Belowground nitrogen partitioning in experimental grassland plant communities of varying species richness

Partitioning of soil nitrogen (N) by niche separation among species may be an important mechanism explaining species coexistence and positive biodiversity-productivity relationships in terrestrial plant communities. However, there is little experimental evidence for such partitioning, in particular, as assessed across a gradient of species richness. In experimental communities of one, three, and six temperate grassland species in the field, we tested whether increasing species richness (1) decreases niche breadths of individual species, (2) decreases niche overlap among species, and (3) increases niche breadth of whole communities. Six N sources consisting of three different chemical forms of N-15-labeled N ((NO3-)-N-15, (NH4+)-N-15, C-13(2)-N-15-glycine) injected at two soil depths (3 and 12 cm) were applied to each community.

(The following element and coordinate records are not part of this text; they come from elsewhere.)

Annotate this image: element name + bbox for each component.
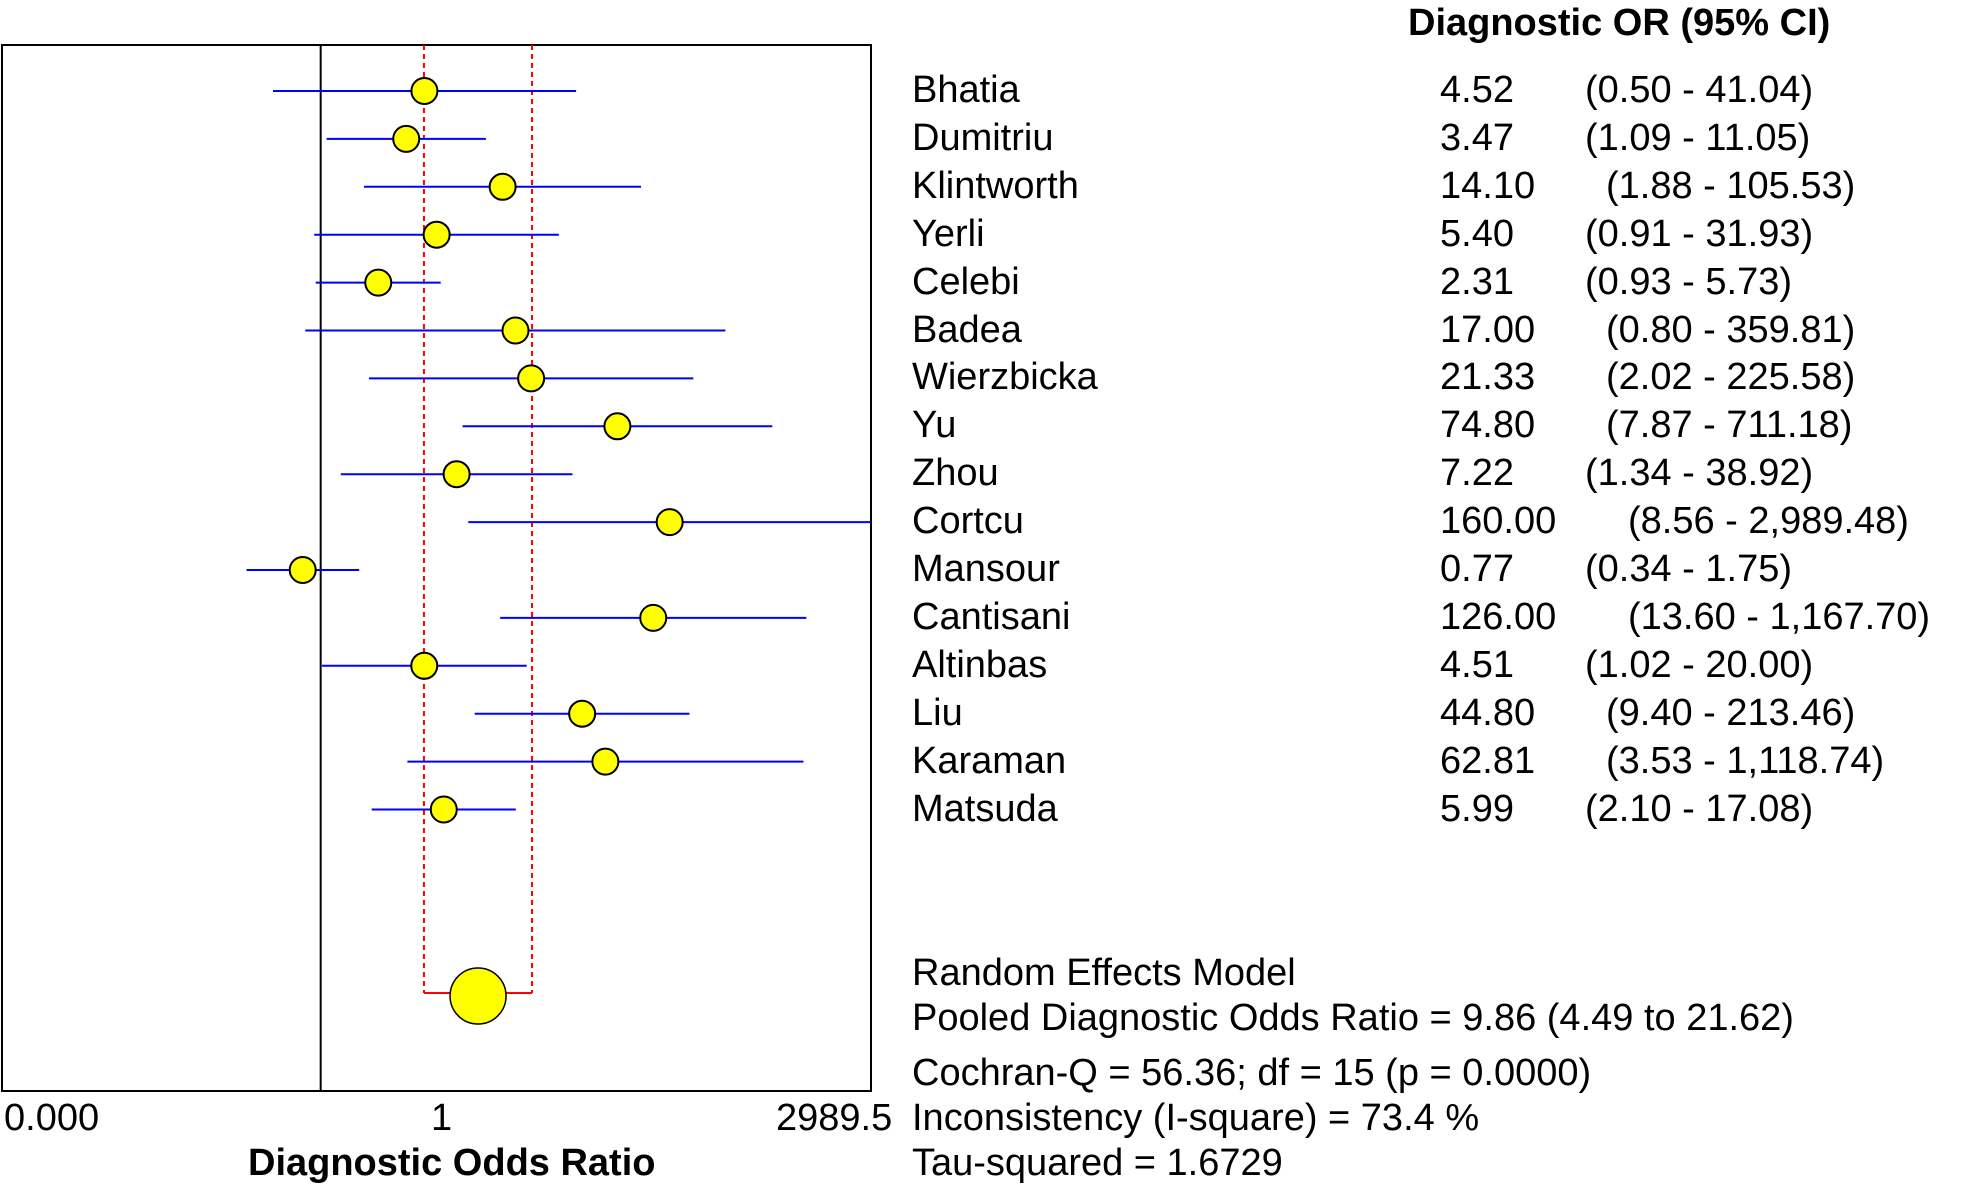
plot-frame: [1, 44, 872, 1092]
or-marker-dumitriu: [392, 124, 421, 153]
summary-inconsistency: Inconsistency (I-square) = 73.4 %: [912, 1097, 1480, 1139]
study-name: Badea: [912, 308, 1022, 351]
x-tick-label-mid: 1: [431, 1097, 453, 1139]
study-name: Yerli: [912, 212, 985, 255]
study-ci-value: (1.34 - 38.92): [1585, 452, 1814, 495]
x-tick-label-min: 0.000: [4, 1097, 100, 1139]
pooled-or-marker: [449, 967, 507, 1025]
or-marker-mansour: [288, 556, 317, 584]
or-marker-altinbas: [410, 651, 439, 680]
or-marker-wierzbicka: [517, 364, 546, 393]
study-name: Celebi: [912, 260, 1020, 303]
study-name: Liu: [912, 691, 963, 734]
study-name: Klintworth: [912, 164, 1079, 207]
study-or-value: 74.80: [1440, 404, 1536, 447]
x-axis-title: Diagnostic Odds Ratio: [248, 1142, 656, 1184]
study-ci-value: (3.53 - 1,118.74): [1606, 739, 1885, 782]
study-ci-value: (0.93 - 5.73): [1585, 260, 1792, 303]
study-ci-value: (0.80 - 359.81): [1606, 308, 1856, 351]
study-name: Matsuda: [912, 787, 1058, 830]
study-or-value: 14.10: [1440, 164, 1536, 207]
or-marker-yerli: [422, 220, 451, 249]
study-ci-value: (0.91 - 31.93): [1585, 212, 1814, 255]
or-marker-matsuda: [429, 795, 458, 824]
summary-pooled: Pooled Diagnostic Odds Ratio = 9.86 (4.4…: [912, 997, 1794, 1039]
study-ci-value: (1.02 - 20.00): [1585, 643, 1814, 686]
study-ci-value: (0.34 - 1.75): [1585, 548, 1792, 590]
or-marker-klintworth: [488, 172, 517, 201]
study-name: Wierzbicka: [912, 356, 1098, 399]
study-name: Mansour: [912, 548, 1060, 590]
summary-model: Random Effects Model: [912, 952, 1296, 994]
study-name: Dumitriu: [912, 116, 1054, 159]
study-ci-value: (0.50 - 41.04): [1585, 69, 1814, 111]
study-or-value: 62.81: [1440, 739, 1536, 782]
column-header: Diagnostic OR (95% CI): [1408, 2, 1831, 44]
summary-tau: Tau-squared = 1.6729: [912, 1142, 1283, 1184]
study-ci-value: (9.40 - 213.46): [1606, 691, 1856, 734]
study-or-value: 3.47: [1440, 116, 1514, 159]
or-marker-liu: [568, 699, 597, 728]
study-name: Yu: [912, 404, 957, 447]
study-name: Bhatia: [912, 69, 1020, 111]
study-or-value: 21.33: [1440, 356, 1536, 399]
x-tick-label-max: 2989.5: [776, 1097, 893, 1139]
study-or-value: 5.40: [1440, 212, 1514, 255]
or-marker-yu: [603, 412, 632, 441]
study-name: Karaman: [912, 739, 1067, 782]
or-marker-cortcu: [655, 508, 684, 537]
study-or-value: 126.00: [1440, 595, 1557, 638]
study-name: Altinbas: [912, 643, 1048, 686]
or-marker-zhou: [442, 460, 471, 489]
study-or-value: 0.77: [1440, 548, 1514, 590]
or-marker-celebi: [364, 268, 393, 297]
study-name: Cortcu: [912, 500, 1024, 543]
study-or-value: 44.80: [1440, 691, 1536, 734]
study-name: Cantisani: [912, 595, 1071, 638]
study-name: Zhou: [912, 452, 999, 495]
or-marker-badea: [501, 316, 530, 345]
summary-cochran: Cochran-Q = 56.36; df = 15 (p = 0.0000): [912, 1052, 1592, 1094]
study-ci-value: (8.56 - 2,989.48): [1628, 500, 1909, 543]
study-or-value: 4.51: [1440, 643, 1514, 686]
or-marker-bhatia: [410, 77, 439, 105]
study-or-value: 4.52: [1440, 69, 1514, 111]
or-marker-cantisani: [639, 603, 668, 632]
study-ci-value: (13.60 - 1,167.70): [1628, 595, 1931, 638]
study-or-value: 2.31: [1440, 260, 1514, 303]
study-ci-value: (1.88 - 105.53): [1606, 164, 1856, 207]
or-marker-karaman: [591, 747, 620, 776]
study-ci-value: (7.87 - 711.18): [1606, 404, 1853, 447]
study-or-value: 7.22: [1440, 452, 1514, 495]
study-ci-value: (2.10 - 17.08): [1585, 787, 1814, 830]
study-ci-value: (1.09 - 11.05): [1585, 116, 1811, 159]
study-or-value: 5.99: [1440, 787, 1514, 830]
study-or-value: 17.00: [1440, 308, 1536, 351]
study-ci-value: (2.02 - 225.58): [1606, 356, 1856, 399]
study-or-value: 160.00: [1440, 500, 1557, 543]
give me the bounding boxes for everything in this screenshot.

The chemical form and the soil depth of N characterize the niches for which niche breadth (Levins' B) and overlap (proportional similarity) were measured. After 48 hours, aboveground plant material was harvested to measure N-15 enrichment. As expected, niche breadth of single species and niche overlap among species decreased with increased species richness, but community niche breadth did not increase. The decrease in niche breadth and niche overlap mostly occurred among subordinate species or pairs of subordinate and dominant species, rather than among dominant species. Species in the six-species mixtures mostly preferred NO3- from shallow soil. This may be partly explained by the presence of legumes in all six-species mixtures which allowed "N sparing" (i.e., increased availability of soil N since legumes rely more on atmospheric N-2 than on soil N). Niche separation with respect to N uptake from different chemical forms and soil depths did not contribute much to facilitating the coexistence of dominant species, nor do our results suggest it as a major driver of positive diversity-ecosystem functioning relationships. However, partitioning of N may be important for the persistence of subordinate species.